Blissful (A)Ignorance: People form overly positive impressions of others based on their written messages, despite wide-scale adoption of Generative AI
As the use of Generative AI (GenAI) tools becomes more prevalent in interpersonal communication, understanding their impact on social perceptions is crucial. According to signaling theory, GenAI may undermine the credibility of social signals conveyed in writing, since it reduces the cost of writing and makes it hard to verify the authenticity of messages. Using a pre-registered large-scale online experiment (N = 647; Prolific), featuring scenarios in a range of communication contexts (personal vs. professional; close others vs. strangers), we explored how senders' use of GenAI influenced recipients' impressions of senders, both when GenAI use was known or uncertain.

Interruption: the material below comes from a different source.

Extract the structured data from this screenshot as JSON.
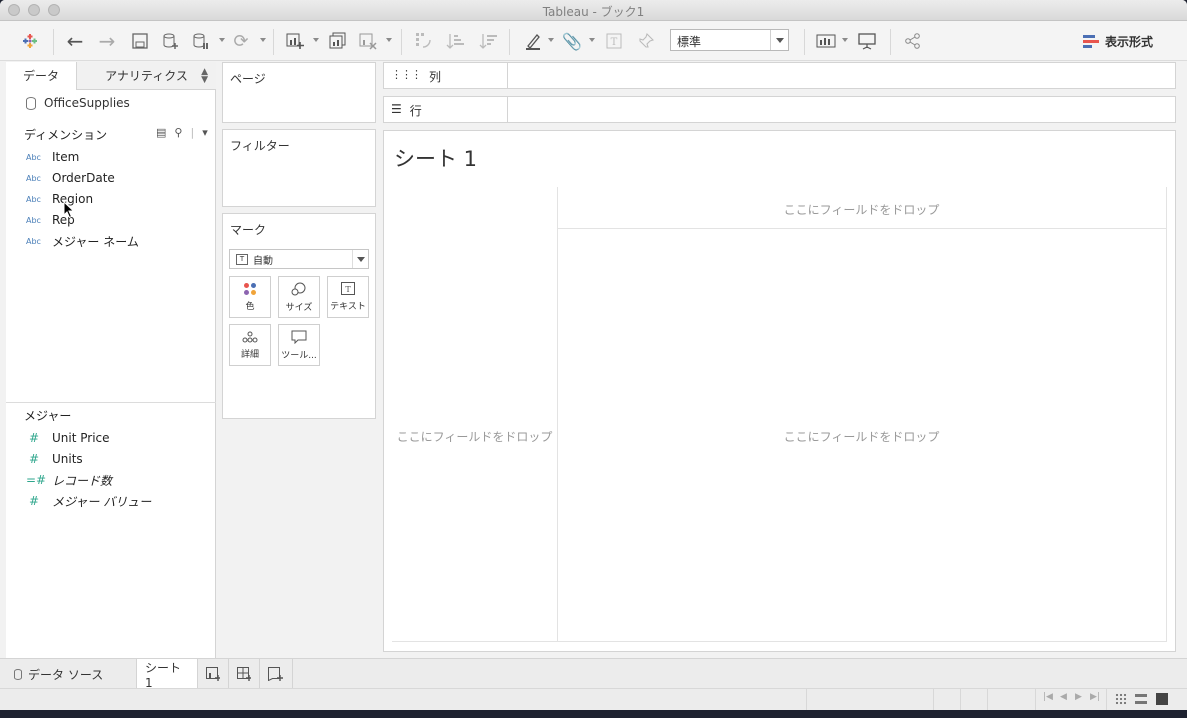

Consistent with past work, we found strong negative effects on social impressions when disclosing that a message was AI-generated, compared to when the same message was human-written. However, under the more realistic condition when potential GenAI use was not explicitly highlighted, recipients did not exhibit any skepticism towards senders, and these "uninformed" impressions were virtually indistinguishable from those of fully human-written messages. Even when we highlighted the potential (but uncertain) use of GenAI, recipients formed overly positive impressions. These results are especially striking given that 46% of our sample admitted having used such tools for writing messages, just within the past two weeks. Our findings put past work in a new light: While social judgments can be substantially affected when GenAI use is explicitly disclosed, this information may not be readily available in more realistic communication settings, making recipients blissfully ignorant about others' potential use of GenAI.